The real question isn't whether public broadcasting can survive without federal funding but what the cost will be if it loses it, Joyce Slocum wrote in a commentary published by The Hill.
The House Thursday passed a bill that would defund public broadcasting on a 228-192 vote.
Senate Majority Leader Harry Reid, D-Nev., didn't say whether the Senate would take up the legislation but indicated he didn't support it, The Hill reported.
"Public radio and the top-notch journalists it employs are valuable resources to people of all ages across the country and I can't understand why Republicans would want to take that away from them," Reid said in a statement.
The White House said the administration "strongly opposes" the bill.
"Eliminating federal funding would seriously damage public broadcasting and harm millions of Americans who rely on us.

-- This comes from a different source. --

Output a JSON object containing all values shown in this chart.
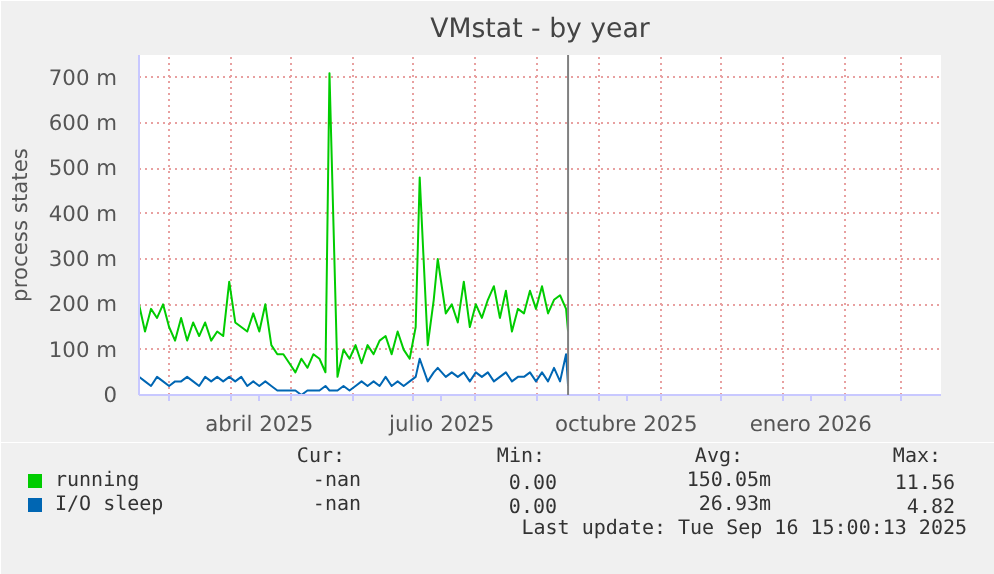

Period," Slocum wrote, saying it would mean fewer stations, fewer programs, less news produced and the elimination of thousands of jobs.
Defunding public radio "would cause a significant number of small NPR member stations to turn off their microphones, shut down their transmitters and close the door permanently," she said.
NPR's success can be partially attributed to the investment made by Congress and the public in public media and leveraging that investment to build other sources, such as listeners, corporate underwriters and philanthropic entities, Slocum said.
Public radio sometimes is the only radio station available in some rural areas and provides a "communications lifeline" during natural disasters and emergencies, she said.
"With the nation facing continuing economic uncertainty, it is both right and necessary to scrutinize all federal spending," Slocum said. "But if the public value for the money spent is the prism through which spending decisions are made, public broadcasting is a strong investment in America's future."